For myself, I believe the best way to understand disability is through what is called the “social model.” Under this model, what makes someone disabled is that they are excluded from certain social arrangements–the standardized ways of access to spaces, to work, to education, and even to love and support. The exclusion is because those standardized arrangements do not provide for disabled people to gain access. In other words, disability is not the attribute of a person, but the name of an exclusion of that person by social convention.
People with mental illness and some other conditions are frequently excluded, and battle the invisibility of their exclusion as well as the disabling effects themselves. Someone who has depression or anxiety may not be able to work, learn, or live in the ways prescribed by the predominant social arrangements, and is for that reason disabled. I would argue that most or all mental illnesses lead to similar exclusions/disabilities.
Why not addiction? After all, addicts are frequently subjected to exclusions and other oppressions. There is a tremendous stigma, even now–as there is for mental illness generally.

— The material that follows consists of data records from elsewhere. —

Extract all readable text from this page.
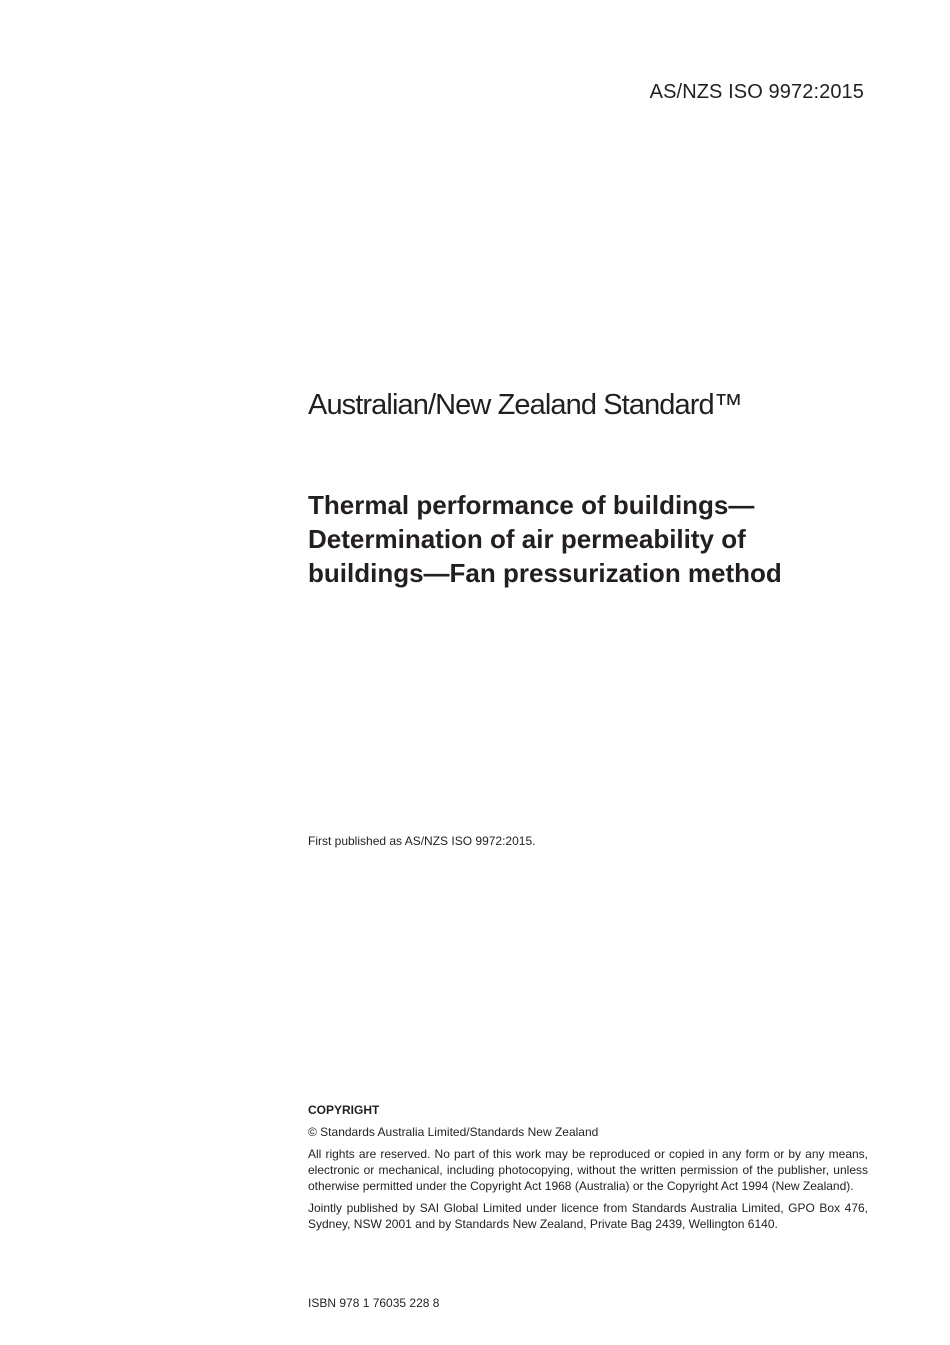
AS/NZS ISO 9972:2015
Australian/New Zealand Standard™
Thermal performance of buildings—
Determination of air permeability of
buildings—Fan pressurization method
First published as AS/NZS ISO 9972:2015.

COPYRIGHT

© Standards Australia Limited/Standards New Zealand

All rights are reserved. No part of this work may be reproduced or copied in any form or by any means, electronic or mechanical, including photocopying, without the written permission of the publisher, unless otherwise permitted under the Copyright Act 1968 (Australia) or the Copyright Act 1994 (New Zealand).

Jointly published by SAI Global Limited under licence from Standards Australia Limited, GPO Box 476, Sydney, NSW 2001 and by Standards New Zealand, Private Bag 2439, Wellington 6140.

ISBN 978 1 76035 228 8
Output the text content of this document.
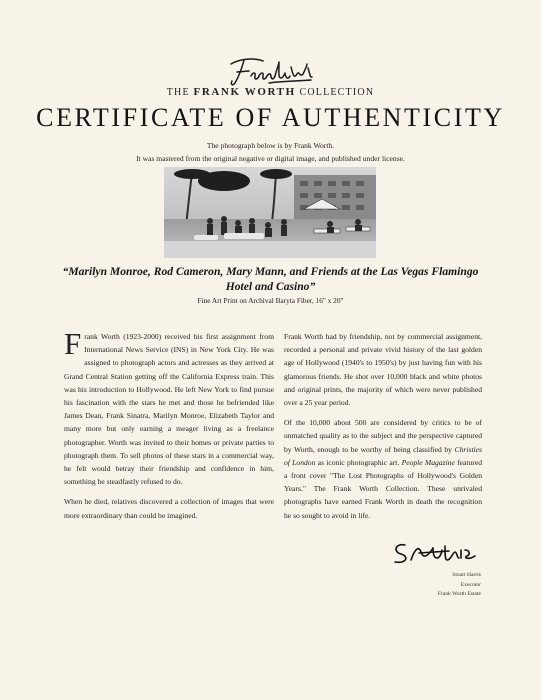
THE FRANK WORTH COLLECTION
CERTIFICATE OF AUTHENTICITY
The photograph below is by Frank Worth.
It was mastered from the original negative or digital image, and published under license.
“Marilyn Monroe, Rod Cameron, Mary Mann, and Friends at the Las Vegas Flamingo Hotel and Casino”
Fine Art Print on Archival Baryta Fiber, 16" x 20"

Frank Worth (1923-2000) received his first assignment from International News Service (INS) in New York City. He was assigned to photograph actors and actresses as they arrived at Grand Central Station getting off the California Express train. This was his introduction to Hollywood. He left New York to find pursue his fascination with the stars he met and those he befriended like James Dean, Frank Sinatra, Marilyn Monroe, Elizabeth Taylor and many more but only earning a meager living as a freelance photographer. Worth was invited to their homes or private parties to photograph them. To sell photos of these stars in a commercial way, he felt would betray their friendship and confidence in him, something he steadfastly refused to do.

When he died, relatives discovered a collection of images that were more extraordinary than could be imagined.

Frank Worth had by friendship, not by commercial assignment, recorded a personal and private vivid history of the last golden age of Hollywood (1940's to 1950's) by just having fun with his glamorous friends. He shot over 10,000 black and white photos and original prints, the majority of which were never published over a 25 year period.

Of the 10,000 about 500 are considered by critics to be of unmatched quality as to the subject and the perspective captured by Worth, enough to be worthy of being classified by Christies of London as iconic photographic art. People Magazine featured a front cover "The Lost Photographs of Hollywood's Golden Years." The Frank Worth Collection. These unrivaled photographs have earned Frank Worth in death the recognition he so sought to avoid in life.

Stuart Harris
Executor
Frank Worth Estate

There certainly are exclusions that addicts are subjected to systemically.
Here’s one way that thinking of addiction as a disability might influence social change. In social events, the presumption of the norm of alcohol consumption is a subtle form of oppression of alcoholics. How often do alcoholics need to be sure of making their own careful preparations for social events, because of the standardized expectation that alcohol will be present? How often do alcoholics have to answer awkward questions about what they are drinking, or why they are not drinking? I’ve also heard many share in meetings that because they are alcoholics, family or friends rely on them as designated drivers, so that they become de facto chauffeurs. If we understood this kind of arrangement as disabling exclusion, as oppression, perhaps we might reconsider how we put interact, how we plan those kinds of events, and more broadly, how we include people with different ways of life.